LaDuke objected to the relevancy of the photos, but Clinton County Court Judge Patrick McGill overruled him and accepted them into evidence.

Testimony switched to Jan. 11, 2006, when law enforcement executed a warrant on 174 Quarry Road in Plattsburgh, a two-story house where Dashnaw lived with his two children and his mother.

The prosecution focused on a long list of evidence that Colby confirmed through photos and then the actual items. The first set of photos and items were from the downstairs room with two beds in the Quarry Road home. The items included a Tinker Bell comforter, CD and VCR stand, children's DVDs, "Harry Potter" game disks and DVDs of television shows.

BANK ACCOUNT NUMBERS

Dashnaw allegedly stole the Donivans' truck and credit cards, making purchases after their deaths, including Christmas gifts for his children.

The second set of photos and items were from the upstairs room in the Quarry Road home. They included photos of the room itself, as Colby explained its layout to the jury.

The investigator identified a black plastic checkbook that contained Mr. and Mrs. Donivan's names and bank account number and a green checkbook cover with receipts and a ledger with Mr. Donivan's account number.

The last photographs and items presented to Colby included the upstairs railing and a garbage can that contained the black plastic checkbook cover wrapped in duct tape.

Following each set of items, the jury was shown the photographs as Colby explained their contents.

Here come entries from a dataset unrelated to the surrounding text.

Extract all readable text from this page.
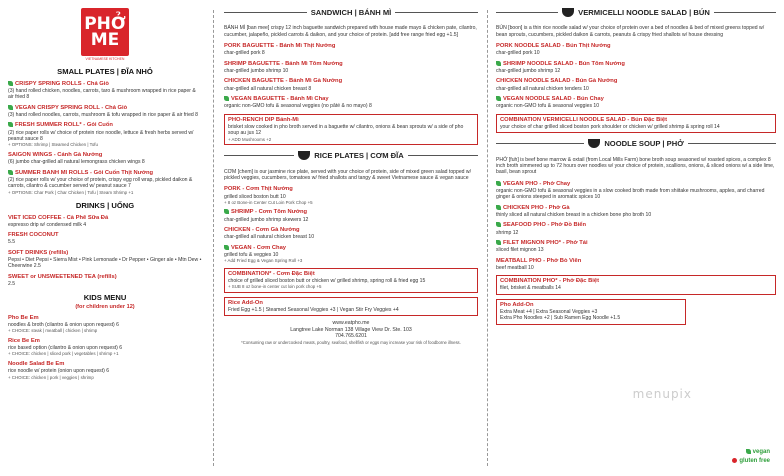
PHỞ
ME
VIETNAMESE KITCHEN
SMALL PLATES | ĐĨA NHỎ
CRISPY SPRING ROLLS - Chả Giò
(3) hand rolled chicken, noodles, carrots, taro & mushroom wrapped in rice paper & air fried 8
VEGAN CRISPY SPRING ROLL - Chả Giò
(3) hand rolled noodles, carrots, mushroom & tofu wrapped in rice paper & air fried 8
FRESH SUMMER ROLL* - Gỏi Cuốn
(2) rice paper rolls w/ choice of protein rice noodle, lettuce & fresh herbs served w/ peanut sauce 8
+ OPTIONS: Shrimp | Steamed Chicken | Tofu
SAIGON WINGS - Cánh Gà Nướng
(6) jumbo char-grilled all natural lemongrass chicken wings 8
SUMMER BANH MI ROLLS - Gỏi Cuốn Thịt Nướng
(2) rice paper rolls w/ your choice of protein, crispy egg roll wrap, pickled daikon & carrots, cilantro & cucumber served w/ peanut sauce 7
+ OPTIONS: Char Pork | Char Chicken | Tofu | Steam Shrimp +1
DRINKS | UỐNG
VIET ICED COFFEE - Cà Phê Sữa Đá
espresso drip w/ condensed milk 4
FRESH COCONUT
5.5
SOFT DRINKS (refills)
Pepsi • Diet Pepsi • Sierra Mist • Pink Lemonade • Dr Pepper • Ginger ale • Mtn Dew • Cheerwine 2.5
SWEET or UNSWEETENED TEA (refills)
2.5
KIDS MENU
(for children under 12)
Pho Be Em
noodles & broth (cilantro & onion upon request) 6
+ CHOICE: steak | meatball | chicken | shrimp
Rice Be Em
rice based option (cilantro & onion upon request) 6
+ CHOICE: chicken | sliced pork | vegetables | shrimp +1
Noodle Salad Be Em
rice noodle w/ protein (onion upon request) 6
+ CHOICE: chicken | pork | veggies | shrimp
SANDWICH | BÁNH MÌ
BÁNH MÌ [ban mee] crispy 12 inch baguette sandwich prepared with house made mayo & chicken pate, cilantro, cucumber, jalapeño, pickled carrots & daikon, and your choice of protein. [add free range fried egg +1.5]
PORK BAGUETTE - Bánh Mì Thịt Nướng
char-grilled pork 8
SHRIMP BAGUETTE - Bánh Mì Tôm Nướng
char-grilled jumbo shrimp 10
CHICKEN BAGUETTE - Bánh Mì Gà Nướng
char-grilled all natural chicken breast 8
VEGAN BAGUETTE - Bánh Mì Chay
organic non-GMO tofu & seasonal veggies (no pâté & no mayo) 8
PHO-RENCH DIP Bánh-Mì
brisket slow cooked in pho broth served in a baguette w/ cilantro, onions & bean sprouts w/ a side of pho soup au jus 12
+ ADD Mushrooms +2
RICE PLATES | CƠM ĐĨA
CƠM [chem] is our jasmine rice plate, served with your choice of protein, side of mixed green salad topped w/ pickled veggies, cucumbers, tomatoes w/ fried shallots and tangy & sweet Vietnamese sauce & vegan sauce
PORK - Cơm Thịt Nướng
grilled sliced boston butt 10
+ 8 oz Bone-in Center Cut Loin Pork Chop +5
SHRIMP - Cơm Tôm Nướng
char-grilled jumbo shrimp skewers 12
CHICKEN - Cơm Gà Nướng
char-grilled all natural chicken breast 10
VEGAN - Cơm Chay
grilled tofu & veggies 10
+ Add Fried Egg & Vegan Spring Roll +3
COMBINATION* - Cơm Đặc Biệt
choice of grilled sliced boston butt or chicken w/ grilled shrimp, spring roll & fried egg 15
+ SUB 8 oz bone-in center cut loin pork chop +5
Rice Add-On
Fried Egg +1.5 | Steamed Seasonal Veggies +3 | Vegan Stir Fry Veggies +4
www.eatpho.me
Langtree Lake Norman 138 Village View Dr. Ste. 103
704.765.6201
*Consuming raw or undercooked meats, poultry, seafood, shellfish or eggs may increase your risk of foodborne illness.
VERMICELLI NOODLE SALAD | BÚN
BÚN [boon] is a thin rice noodle salad w/ your choice of protein over a bed of noodles & bed of mixed greens topped w/ bean sprouts, cucumbers, pickled daikon & carrots, peanuts & crispy fried shallots w/ house dressing
PORK NOODLE SALAD - Bún Thịt Nướng
char-grilled pork 10
SHRIMP NOODLE SALAD - Bún Tôm Nướng
char-grilled jumbo shrimp 12
CHICKEN NOODLE SALAD - Bún Gà Nướng
char-grilled all natural chicken tenders 10
VEGAN NOODLE SALAD - Bún Chay
organic non-GMO tofu & seasonal veggies 10
COMBINATION VERMICELLI NOODLE SALAD - Bún Đặc Biệt
your choice of char grilled sliced boston pork shoulder or chicken w/ grilled shrimp & spring roll 14
NOODLE SOUP | PHỞ
PHỞ [fuh] is beef bone marrow & oxtail (from Local Mills Farm) bone broth soup seasoned w/ roasted spices, a complex 8 inch broth simmered up to 72 hours over noodles w/ your choice of protein, scallions, onions, & sliced onions w/ a side lime, basil, bean sprout
VEGAN PHO - Phở Chay
organic non-GMO tofu & seasonal veggies in a slow cooked broth made from shiitake mushrooms, apples, and charred ginger & onions steeped in aromatic spices 10
CHICKEN PHO - Phở Gà
thinly sliced all natural chicken breast in a chicken bone pho broth 10
SEAFOOD PHO - Phở Đồ Biển
shrimp 12
FILET MIGNON PHO* - Phở Tái
sliced filet mignon 13
MEATBALL PHO - Phở Bò Viên
beef meatball 10
COMBINATION PHO* - Phở Đặc Biệt
filet, brisket & meatballs 14
Pho Add-On
Extra Meat +4 | Extra Seasonal Veggies +3
Extra Pho Noodles +2 | Sub Ramen Egg Noodle +1.5
menupix
vegan
gluten free
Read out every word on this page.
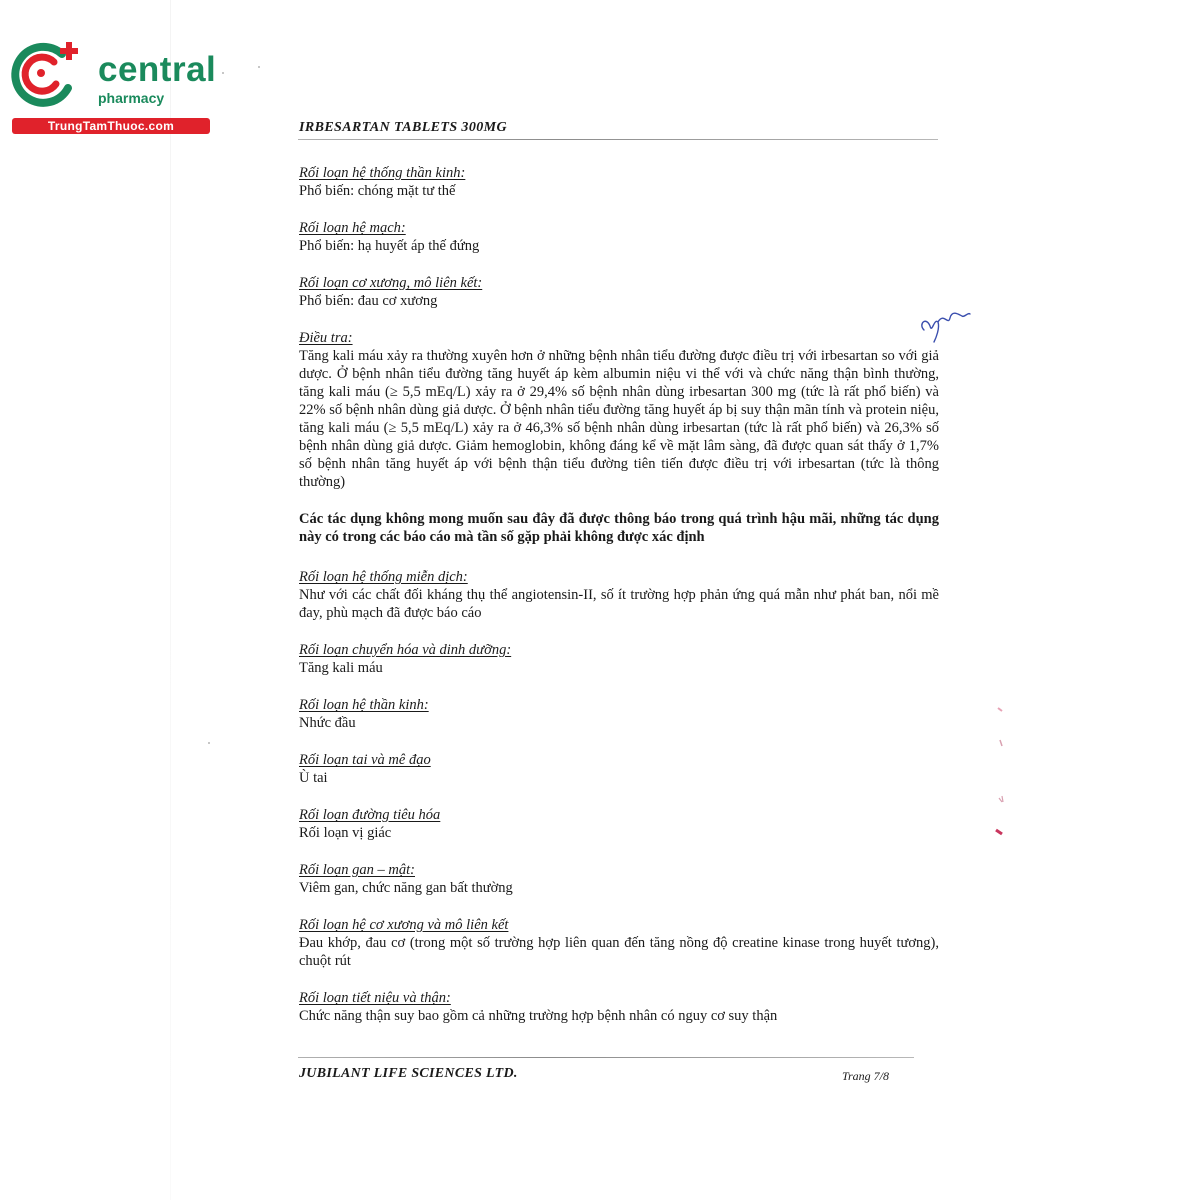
central
pharmacy
TrungTamThuoc.com	IRBESARTAN TABLETS 300MG
Rối loạn hệ thống thần kinh:
Phổ biến: chóng mặt tư thế
Rối loạn hệ mạch:
Phổ biến: hạ huyết áp thế đứng
Rối loạn cơ xương, mô liên kết:
Phổ biến: đau cơ xương
Điều tra:
Tăng kali máu xảy ra thường xuyên hơn ở những bệnh nhân tiểu đường được điều trị với irbesartan so với giả dược. Ở bệnh nhân tiểu đường tăng huyết áp kèm albumin niệu vi thể với và chức năng thận bình thường, tăng kali máu (≥ 5,5 mEq/L) xảy ra ở 29,4% số bệnh nhân dùng irbesartan 300 mg (tức là rất phổ biến) và 22% số bệnh nhân dùng giả dược. Ở bệnh nhân tiểu đường tăng huyết áp bị suy thận mãn tính và protein niệu, tăng kali máu (≥ 5,5 mEq/L) xảy ra ở 46,3% số bệnh nhân dùng irbesartan (tức là rất phổ biến) và 26,3% số bệnh nhân dùng giả dược. Giảm hemoglobin, không đáng kể về mặt lâm sàng, đã được quan sát thấy ở 1,7% số bệnh nhân tăng huyết áp với bệnh thận tiểu đường tiên tiến được điều trị với irbesartan (tức là thông thường)
Các tác dụng không mong muốn sau đây đã được thông báo trong quá trình hậu mãi, những tác dụng này có trong các báo cáo mà tần số gặp phải không được xác định
Rối loạn hệ thống miễn dịch:
Như với các chất đối kháng thụ thể angiotensin-II, số ít trường hợp phản ứng quá mẫn như phát ban, nổi mề đay, phù mạch đã được báo cáo
Rối loạn chuyển hóa và dinh dưỡng:
Tăng kali máu
Rối loạn hệ thần kinh:
Nhức đầu
Rối loạn tai và mê đạo
Ù tai
Rối loạn đường tiêu hóa
Rối loạn vị giác
Rối loạn gan – mật:
Viêm gan, chức năng gan bất thường
Rối loạn hệ cơ xương và mô liên kết
Đau khớp, đau cơ (trong một số trường hợp liên quan đến tăng nồng độ creatine kinase trong huyết tương), chuột rút
Rối loạn tiết niệu và thận:
Chức năng thận suy bao gồm cả những trường hợp bệnh nhân có nguy cơ suy thận
JUBILANT LIFE SCIENCES LTD.	Trang 7/8
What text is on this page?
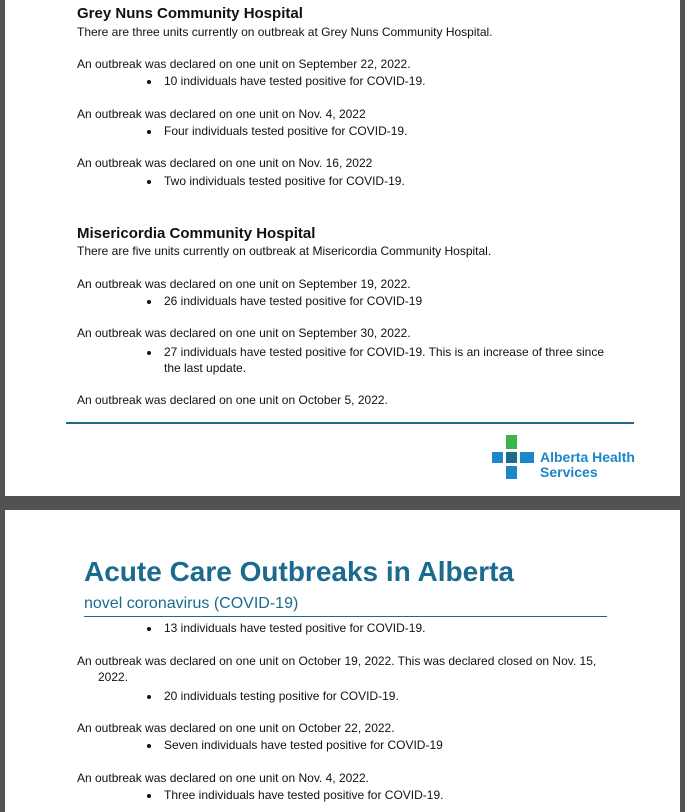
Grey Nuns Community Hospital
There are three units currently on outbreak at Grey Nuns Community Hospital.
An outbreak was declared on one unit on September 22, 2022.
10 individuals have tested positive for COVID-19.
An outbreak was declared on one unit on Nov. 4, 2022
Four individuals tested positive for COVID-19.
An outbreak was declared on one unit on Nov. 16, 2022
Two individuals tested positive for COVID-19.
Misericordia Community Hospital
There are five units currently on outbreak at Misericordia Community Hospital.
An outbreak was declared on one unit on September 19, 2022.
26 individuals have tested positive for COVID-19
An outbreak was declared on one unit on September 30, 2022.
27 individuals have tested positive for COVID-19. This is an increase of three since
the last update.
An outbreak was declared on one unit on October 5, 2022.
Alberta Health
Services
Acute Care Outbreaks in Alberta
novel coronavirus (COVID-19)
13 individuals have tested positive for COVID-19.
An outbreak was declared on one unit on October 19, 2022. This was declared closed on Nov. 15,
2022.
20 individuals testing positive for COVID-19.
An outbreak was declared on one unit on October 22, 2022.
Seven individuals have tested positive for COVID-19
An outbreak was declared on one unit on Nov. 4, 2022.
Three individuals have tested positive for COVID-19.
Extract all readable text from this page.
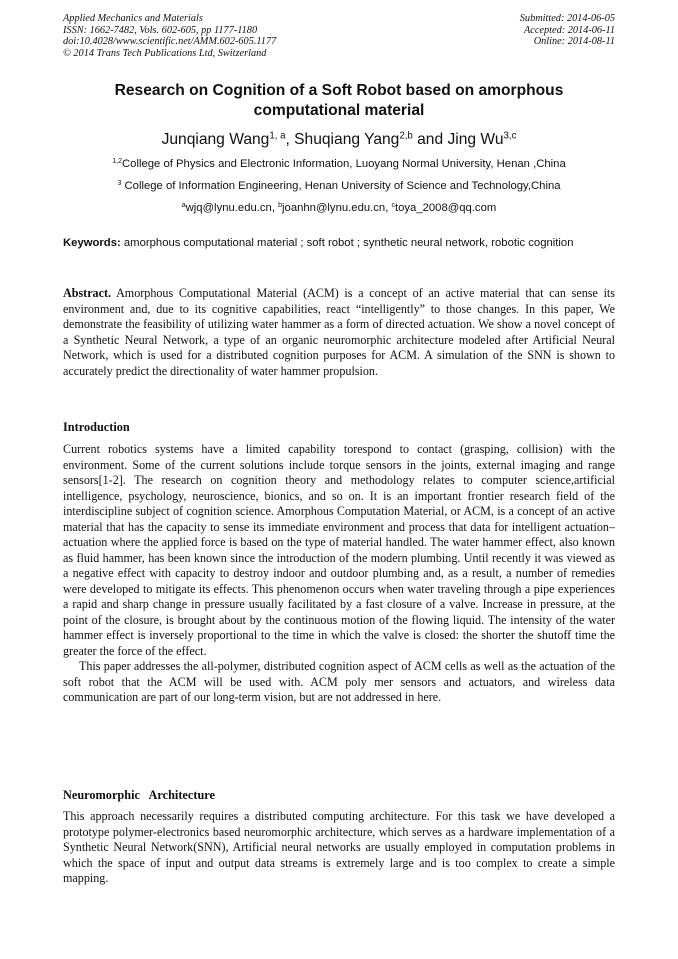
Applied Mechanics and Materials
ISSN: 1662-7482, Vols. 602-605, pp 1177-1180
doi:10.4028/www.scientific.net/AMM.602-605.1177
© 2014 Trans Tech Publications Ltd, Switzerland
Submitted: 2014-06-05
Accepted: 2014-06-11
Online: 2014-08-11
Research on Cognition of a Soft Robot based on amorphous
computational material
Junqiang Wang$^{1, a}$, Shuqiang Yang$^{2,b}$ and Jing Wu$^{3,c}$
$^{1,2}$College of Physics and Electronic Information, Luoyang Normal University, Henan ,China
$^3$ College of Information Engineering, Henan University of Science and Technology,China
$^a$wjq@lynu.edu.cn, $^b$joanhn@lynu.edu.cn, $^c$toya_2008@qq.com
Keywords: amorphous computational material ; soft robot ; synthetic neural network, robotic cognition
Abstract. Amorphous Computational Material (ACM) is a concept of an active material that can sense its environment and, due to its cognitive capabilities, react “intelligently” to those changes. In this paper, We demonstrate the feasibility of utilizing water hammer as a form of directed actuation. We show a novel concept of a Synthetic Neural Network, a type of an organic neuromorphic architecture modeled after Artificial Neural Network, which is used for a distributed cognition purposes for ACM. A simulation of the SNN is shown to accurately predict the directionality of water hammer propulsion.
Introduction

Current robotics systems have a limited capability torespond to contact (grasping, collision) with the environment. Some of the current solutions include torque sensors in the joints, external imaging and range sensors[1-2]. The research on cognition theory and methodology relates to computer science,artificial intelligence, psychology, neuroscience, bionics, and so on. It is an important frontier research field of the interdiscipline subject of cognition science. Amorphous Computation Material, or ACM, is a concept of an active material that has the capacity to sense its immediate environment and process that data for intelligent actuation–actuation where the applied force is based on the type of material handled. The water hammer effect, also known as fluid hammer, has been known since the introduction of the modern plumbing. Until recently it was viewed as a negative effect with capacity to destroy indoor and outdoor plumbing and, as a result, a number of remedies were developed to mitigate its effects. This phenomenon occurs when water traveling through a pipe experiences a rapid and sharp change in pressure usually facilitated by a fast closure of a valve. Increase in pressure, at the point of the closure, is brought about by the continuous motion of the flowing liquid. The intensity of the water hammer effect is inversely proportional to the time in which the valve is closed: the shorter the shutoff time the greater the force of the effect.

This paper addresses the all-polymer, distributed cognition aspect of ACM cells as well as the actuation of the soft robot that the ACM will be used with. ACM poly mer sensors and actuators, and wireless data communication are part of our long-term vision, but are not addressed in here.

Neuromorphic   Architecture

This approach necessarily requires a distributed computing architecture. For this task we have developed a prototype polymer-electronics based neuromorphic architecture, which serves as a hardware implementation of a Synthetic Neural Network(SNN), Artificial neural networks are usually employed in computation problems in which the space of input and output data streams is extremely large and is too complex to create a simple mapping.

LaDuke objected to each item entered into evidence, and McGill overruled him each time.

NO FINGERPRINTS

After more than two hours of testimony, Colby stepped down and Investigator Scott Weightman took the stand.

Weightman, a 14-year veteran and investigator for the past eight years, was assigned in December 2005 to the forensic identification unit.

He testified to obtaining four test tubes of blood from Mr. Donivan's autopsy; swabs he obtained from Colby, taken from the warehouse door; a sexual-offense evidence kit he collected from Mr. Donivan's autopsy; and a buccal specimen used to create a DNA profile, also obtained from the autopsy.

Besides corroborating some of Colby's testimony, Weightman testified to two notes found on the sliding door of the residence. He said they were unable to obtain fingerprints from those notes.

Court adjourned at 3:53 p.m. and is set to resume at 9:30 a.m. today.

A SECOND TRIAL

In March 2006, Dashnaw was indicted on 11 charges in connection with the murders and was convicted in April 2007 of each charge except second-degree murder. The latter charge had been included for the jury's consideration as a lesser inclusive charge of first-degree murder, which means he could not have been convicted of both.

After his 2007 conviction, Dashnaw was sentenced to concurrent terms of life without parole for the first-degree murders.

But in June this year, a decision by the Appellate Division of State Supreme Court granted Dashnaw a new trial after finding that certain statements he made to police should not have been used in his original trial because a lawyer was not present when he made them.

Dashnaw, now, 42, had been serving time at a downstate prison. He is now held without bail at Clinton County Jail.